Description: This is a project-oriented course in which students work individually or in teams on computer simulation projects that they write up and present to the class as a whole. Topics that will be taught in class, from which projects may be drawn, are: (1) Vibrations of structures, including the stability of buildings and bridges in earthquakes and high winds; (2) Rotational motion including gyroscopes and spinning tops, and effects of the rotating earth such as the Foucault pendulum and the gyrocompass; (3) Chemical kinetics including deterministic and stochastic simulation methods, enzyme kinetics, and molecular dynamics; (4) Synchronization and chaos in interacting nonlinear oscillator systems; (5) Electrical circuits including operational amplifiers and analog simulation, AM and FM modulation, and logic gates as the building blocks of computers; (6) Dynamic simulation of market forces and price equilibrium in economics; and (7) The use of information technology as a means to improve traffic flow.
Each student works on two projects during the semester, in teams of up to two students, each team being advised by a graduate student. No two students may work together on both projects. Projects begin with a written proposal, and also involve a presentation and a written report.

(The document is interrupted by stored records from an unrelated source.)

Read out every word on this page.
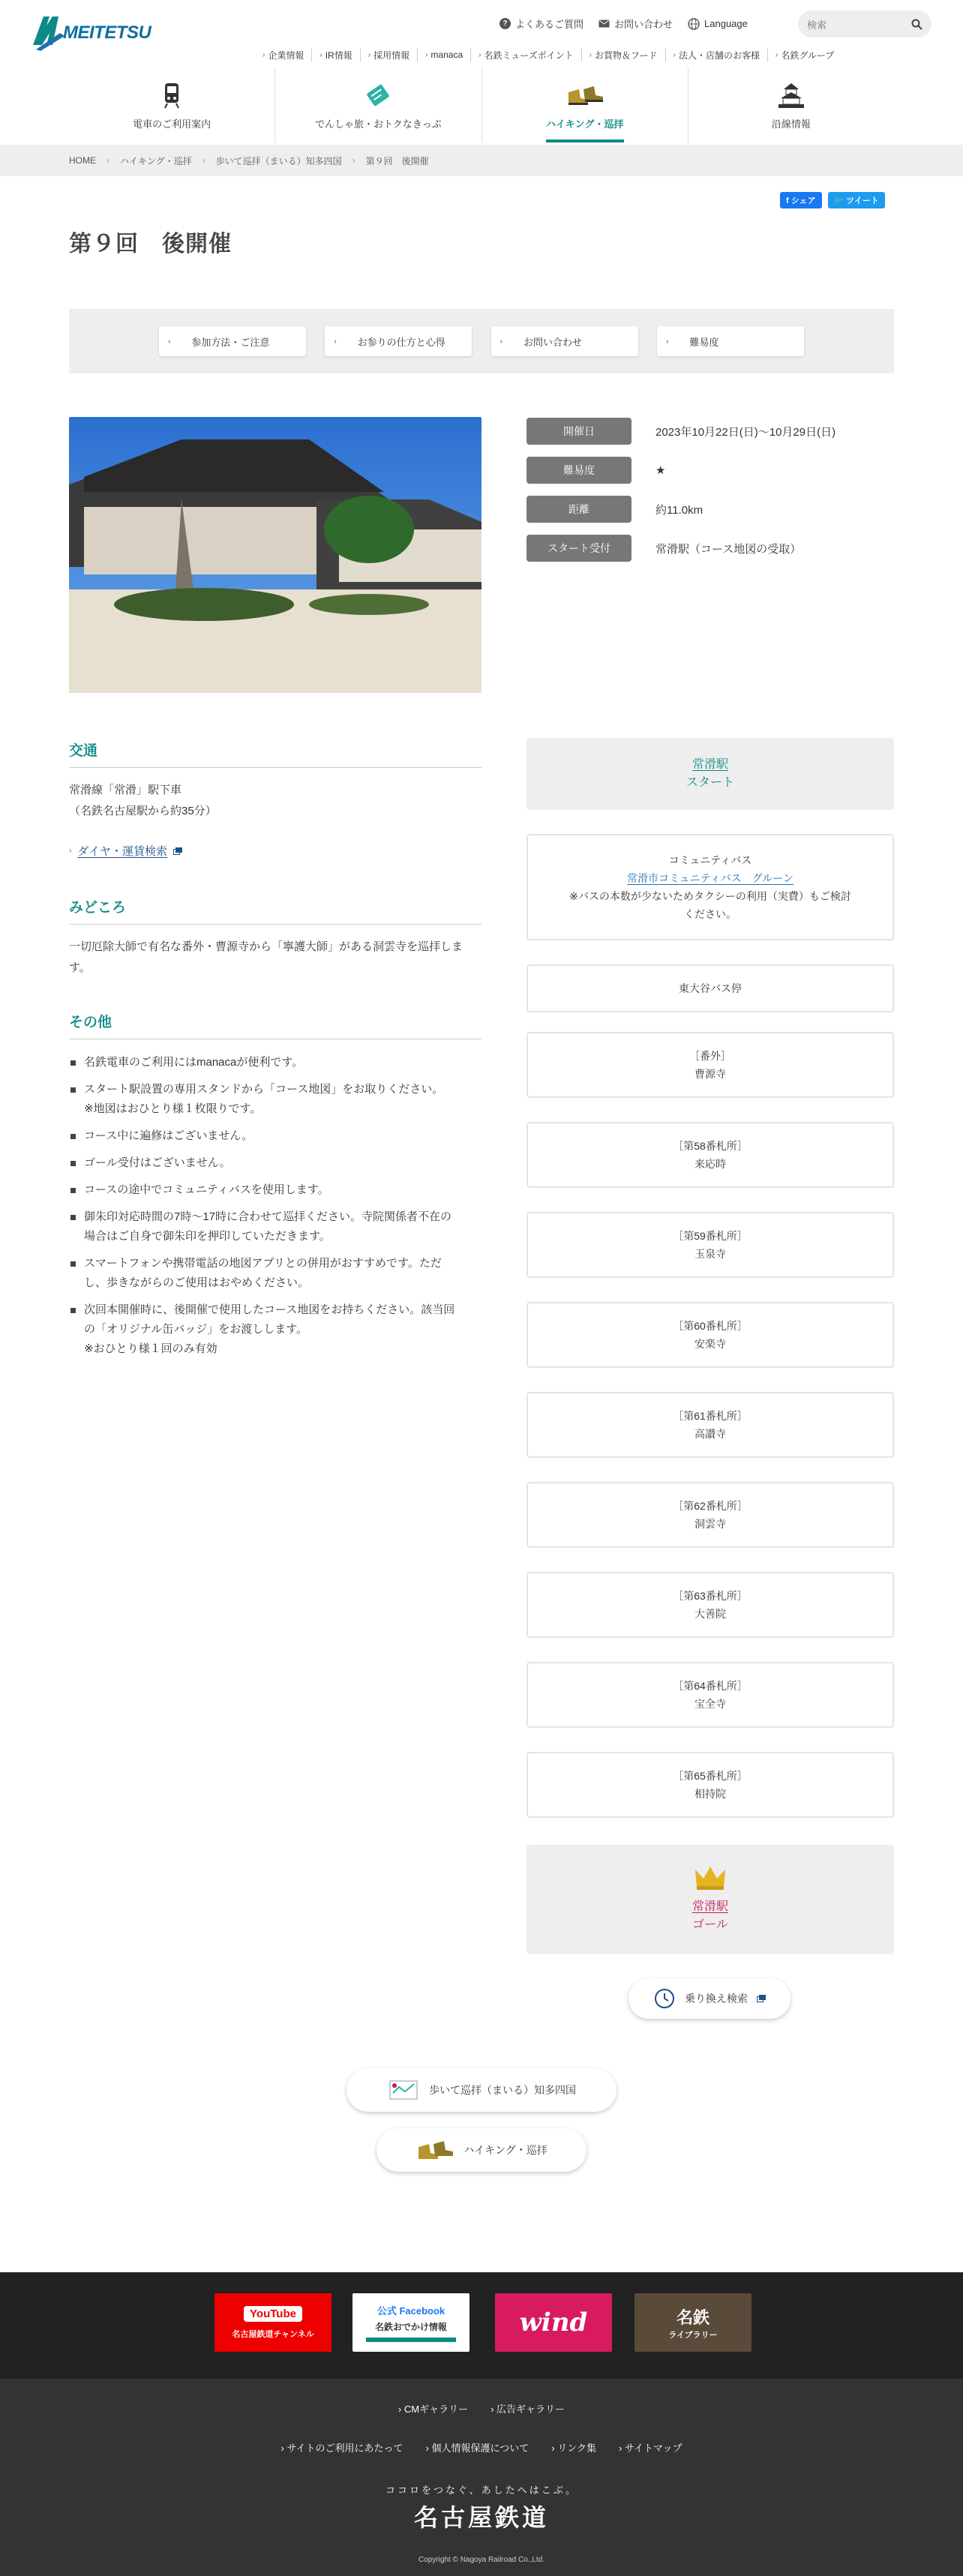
MEITETSU	? よくあるご質問	お問い合わせ	Language	検索
› 企業情報 › IR情報 › 採用情報 › manaca › 名鉄ミューズポイント › お買物＆フード › 法人・店舗のお客様 › 名鉄グループ
電車のご利用案内	でんしゃ旅・おトクなきっぷ	ハイキング・巡拝	沿線情報
HOME › ハイキング・巡拝 › 歩いて巡拝（まいる）知多四国 › 第９回　後開催
f シェア	🐦 ツイート
第９回　後開催
› 参加方法・ご注意	› お参りの仕方と心得	› お問い合わせ	› 難易度
開催日	2023年10月22日(日)～10月29日(日)
難易度	★
距離	約11.0km
スタート受付	常滑駅（コース地図の受取）
交通

常滑線「常滑」駅下車
（名鉄名古屋駅から約35分）

› ダイヤ・運賃検索
みどころ

一切厄除大師で有名な番外・曹源寺から「寧護大師」がある洞雲寺を巡拝します。

その他
名鉄電車のご利用にはmanacaが便利です。
スタート駅設置の専用スタンドから「コース地図」をお取りください。
※地図はおひとり様１枚限りです。
コース中に遍修はございません。
ゴール受付はございません。
コースの途中でコミュニティバスを使用します。
御朱印対応時間の7時～17時に合わせて巡拝ください。寺院関係者不在の
場合はご自身で御朱印を押印していただきます。
スマートフォンや携帯電話の地図アプリとの併用がおすすめです。ただ
し、歩きながらのご使用はおやめください。
次回本開催時に、後開催で使用したコース地図をお持ちください。該当回
の「オリジナル缶バッジ」をお渡しします。
※おひとり様１回のみ有効
常滑駅
スタート
コミュニティバス
常滑市コミュニティバス　グルーン
※バスの本数が少ないためタクシーの利用（実費）もご検討
ください。
東大谷バス停
［番外］
曹源寺
［第58番札所］
来応時
［第59番札所］
玉泉寺
［第60番札所］
安楽寺
［第61番札所］
高讃寺
［第62番札所］
洞雲寺
［第63番札所］
大善院
［第64番札所］
宝全寺
［第65番札所］
相持院
常滑駅
ゴール
乗り換え検索
歩いて巡拝（まいる）知多四国
ハイキング・巡拝
YouTube
名古屋鉄道チャンネル
公式 Facebook
名鉄おでかけ情報	wind	名鉄
ライブラリー
› CMギャラリー	› 広告ギャラリー
› サイトのご利用にあたって	› 個人情報保護について	› リンク集	› サイトマップ
ココロをつなぐ、あしたへはこぶ。
名古屋鉄道
Copyright © Nagoya Railroad Co.,Ltd.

Presentations will be accompanied by class discussion that may motivate additional work and follow-up presentations.
Class Projects for Fall 2018 included: nuclear fusion in a thermal box, circadian oscillators and synchronization, shooting a basketball, gyroscopes, ride-sharing and traffic flow modeling, options pricing, growth of skeletal muscles, contact of balls with the ground, circulation modeling in congenital heart defects, axial flow in a compliant tube, gyrocompass modeling, spreading of infections, double slit experiment, chemical reactions in cells, double pendulum, biomolecular motors, fruit growth and nutrient flow, biased coins, robotic arms, dynamics of structures with controllers, stability of an Icelandic clock tower, minimal surfaces approximated by faceted surfaces, enzyme kinetics, calcium release, rotating wheels with friction, structural stability and earthquakes, suspension bridges, parachute modeling, Coulomb scattering.